本発明は、リグニン分解能を有する酵素を産生し、パルプ製造や土壌改良に使用できるアラゲカワラタケに関する。特に、低温耐性を高めるための遺伝子導入に関する。
難分解性の天然高分子であるリグニンを分解する微生物として担子菌をはじめとする木材腐朽菌が知られている。木材腐朽菌の中には、廃棄物の焼却や化学物質の合成の過程で排出されるダイオキシンを分解するもの、あるいは、その他の環境ホルモンなどを分解するものも知られている。これらの中で白色腐朽菌は、目的物を低分子まで分解する能力が高く、有用な菌である。しかしながら自然状態で白色腐朽菌を用いようとする場合、気候等の違いによる分解能力低下が懸念され、特に低温地域での利用では活性が下がることが想定される。
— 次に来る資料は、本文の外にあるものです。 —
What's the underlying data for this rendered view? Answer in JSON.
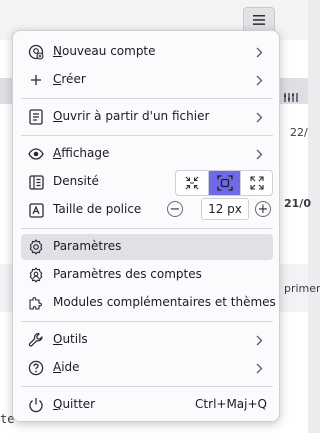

菌類の低温での活性を付与する方法として、トレハロースを利用する方法が知られている(特許文献1)。特許文献1には、パン製造工程に用いるパン酵母において、トレハロース分解系酵素遺伝子を破壊し、細胞内に著量のトレハロースを蓄積するようにした形質転換酵母は冷凍耐性を高めるというデータが開示されている。
また、細胞内に極性の高いアミノ酸を著量に蓄積した酵母は冷凍耐性が高まったとの報告がある(非特許文献1)。
その他、冷凍耐性を獲得する方法としてパルミチン酸よりステアリン酸に基質特異性が高いデルタ−9−脂肪酸デサチュラーゼ遺伝子を酵母に導入して、オレイン酸含量を増加させる方法が提案されている(特許文献2)がこの酵母の冷凍耐性は明らかにされていない。
そこで、実用冷凍耐性酵母と同等の性質を持つ一倍体酵母を変異処理することにより冷凍耐性の低下した変異株を用いて、マーカーレスキュー法により冷凍耐性を再獲得する遺伝子を同定し、デルタ−9−脂肪酸デサチュラーゼ遺伝子をコードすることを報告している(特許文献3)。
担子菌シイタケにおいてもデルタ−9−脂肪酸デサチュラーゼ遺伝子の存在は開示され(非特許文献2)、低温シフトにより該遺伝子の発現量が2倍程度増大していることが示されている。さらに、担子菌ではデルタ−9−脂肪酸デサチュラーゼ遺伝子以外にデルタ−12−脂肪酸デサチュラーゼ遺伝子の存在も示唆されているが菌糸体状態において低温に温度変化させることによりデルタ−12−脂肪酸デサチュラーゼ遺伝子の発現量は増大しなかった(非特許文献3)ことより、担子菌ではデルタ−9−脂肪酸デサチュラーゼ遺伝子を発現させることが重要である。しかしながら、上述のデルタ−9−脂肪酸デサチュラーゼ遺伝子活性を遺伝子改変により増強する方法については開示されておらず、低温における難分解性物質に対する分解能力については明らかにされていない。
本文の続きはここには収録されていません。